WASHINGTON – Oct. 12, 2011 – The good coming from today’s otherwise bleak economy is some of the lowest interest rates in more than half a century.
So some people want to know if they should take advantage of that – to the point of refinancing more than what they actually owe on their home loan.
One 75-year-old wanted to ask certified financial planners if they thought it was a good idea for him to take out a $250,000 loan when he owes only $50,000. The extra $200,000 he could invest in relatively safe bonds, he said. Plus, he said he could deduct the mortgage interest on his federal income taxes.
Not so fast, said the planners.
What he wants to do is borrow to invest – and that’s not such a good thing, especially for a retiree, said Matt Saneholtz, president-elect of the Financial Planning Association of Greater Fort Lauderdale, Fla.
“Many advisers suggest not having any debt during the retirement years and I tend to agree,’’ Saneholtz said. He suggested the man ask his financial planner about the strategy.

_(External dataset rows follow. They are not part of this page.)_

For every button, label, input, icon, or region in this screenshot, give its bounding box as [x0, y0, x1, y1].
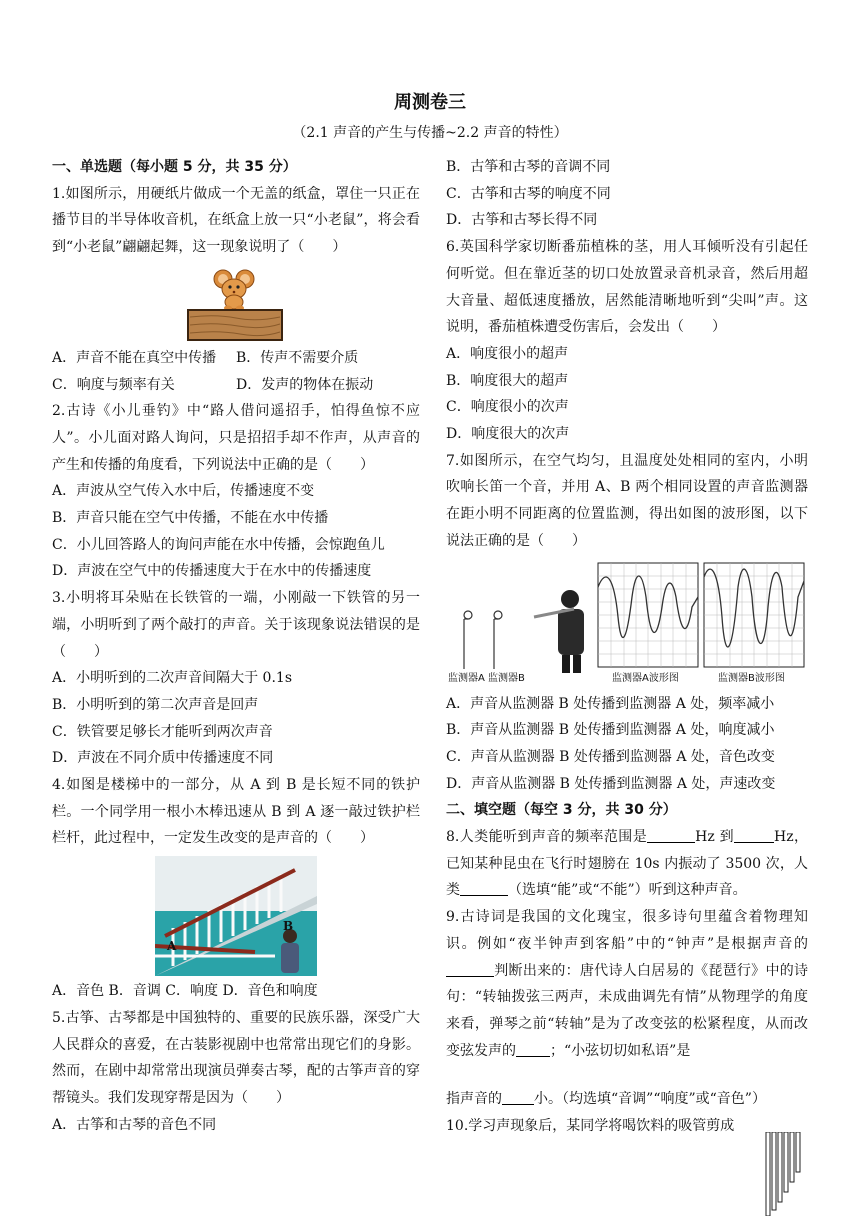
q7-option-b[interactable]: B．声音从监测器 B 处传播到监测器 A 处，响度减小 — [446, 722, 775, 739]
question-6-stem: 6.英国科学家切断番茄植株的茎，用人耳倾听没有引起任何听觉。但在靠近茎的切口处放置录音机录音，然后用超大音量、超低速度播放，居然能清晰地听到“尖叫”声。这说明，番茄植株遭受伤害后，会发出（ ） — [446, 239, 808, 336]
q6-option-b[interactable]: B．响度很大的超声 — [446, 372, 569, 389]
section-heading-single-choice: 一、单选题（每小题 5 分，共 35 分） — [52, 159, 297, 175]
q5-option-d[interactable]: D．古筝和古琴长得不同 — [446, 212, 598, 229]
question-1-options-row1 — [52, 345, 420, 372]
q3-option-c[interactable]: C．铁管要足够长才能听到两次声音 — [52, 723, 273, 740]
q8-text-1: 8.人类能听到声音的频率范围是 — [446, 829, 648, 846]
page-title: 周测卷三 — [394, 92, 466, 113]
page-subtitle: （2.1 声音的产生与传播~2.2 声音的特性） — [292, 125, 568, 141]
q8-text-2: Hz 到 — [695, 829, 734, 846]
q1-option-a[interactable]: A．声音不能在真空中传播 — [52, 349, 217, 366]
q8-text-4: （选填“能”或“不能”）听到这种声音。 — [508, 882, 747, 899]
q2-option-d[interactable]: D．声波在空气中的传播速度大于在水中的传播速度 — [52, 563, 372, 580]
q1-option-d[interactable]: D．发声的物体在振动 — [236, 376, 374, 393]
q5-option-c[interactable]: C．古筝和古琴的响度不同 — [446, 185, 611, 202]
q4-label-a: A — [167, 939, 177, 954]
q9-text-3: ；“小弦切切如私语”是 — [550, 1042, 691, 1059]
q5-option-a[interactable]: A．古筝和古琴的音色不同 — [52, 1116, 217, 1133]
section-heading-fill-blank: 二、填空题（每空 3 分，共 30 分） — [446, 802, 677, 819]
question-1-options-row2 — [52, 372, 420, 399]
q9-text-4: 指声音的 — [446, 1091, 502, 1108]
q2-option-c[interactable]: C．小儿回答路人的询问声能在水中传播，会惊跑鱼儿 — [52, 536, 385, 553]
q7-wave-a-label: 监测器A波形图 — [612, 672, 679, 684]
question-9 — [446, 904, 808, 1064]
q6-option-a[interactable]: A．响度很小的超声 — [446, 345, 569, 362]
q3-option-b[interactable]: B．小明听到的第二次声音是回声 — [52, 696, 259, 713]
q7-option-d[interactable]: D．声音从监测器 B 处传播到监测器 A 处，声速改变 — [446, 775, 776, 792]
q7-option-a[interactable]: A．声音从监测器 B 处传播到监测器 A 处，频率减小 — [446, 695, 775, 712]
q9-text-1: 9.古诗词是我国的文化瑰宝，很多诗句里蕴含着物理知识。例如“夜半钟声到客船”中的“钟声”是根据声音的 — [446, 909, 808, 952]
q7-monitor-labels: 监测器A 监测器B — [448, 672, 525, 684]
q3-option-d[interactable]: D．声波在不同介质中传播速度不同 — [52, 750, 274, 767]
q3-option-a[interactable]: A．小明听到的二次声音间隔大于 0.1s — [52, 670, 293, 687]
q8-blank-2[interactable] — [734, 828, 774, 843]
q9-blank-3[interactable] — [502, 1090, 534, 1105]
question-7-stem: 7.如图所示，在空气均匀，且温度处处相同的室内，小明吹响长笛一个音，并用 A、B 两个相同设置的声音监测器在距小明不同距离的位置监测，得出如图的波形图，以下说法正确的是（ ） — [446, 452, 808, 549]
question-3-stem: 3.小明将耳朵贴在长铁管的一端，小刚敲一下铁管的另一端，小明听到了两个敲打的声音。关于该现象说法错误的是（ ） — [52, 590, 420, 660]
question-10-stem: 10.学习声现象后，某同学将喝饮料的吸管剪成 — [446, 1118, 735, 1135]
flute-monitor-waveform-figure — [446, 557, 806, 687]
q9-text-5: 小。（均选填“音调”“响度”或“音色”） — [534, 1091, 766, 1108]
q1-option-b[interactable]: B．传声不需要介质 — [236, 349, 359, 366]
question-5-stem: 5.古筝、古琴都是中国独特的、重要的民族乐器，深受广大人民群众的喜爱，在古装影视剧中也常常出现它们的身影。然而，在剧中却常常出现演员弹奏古琴，配的古筝声音的穿帮镜头。我们发现穿帮是因为（ ） — [52, 1009, 420, 1106]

And the retiree may not save as much in taxes as he thinks: If he’s in the 25 percent tax bracket, then he saves only about a fourth of the interest he pays, Saneholtz said.
Also, borrowing to take a tax deduction may not be a good idea as Congress has been floating the idea of eliminating the mortgage interest deduction, said panelist Blair Shein, a former president of the Financial Planning Association.
Shein said he doesn’t think that Washington will act any time soon to eliminate the popular deduction – but it may happen down the road.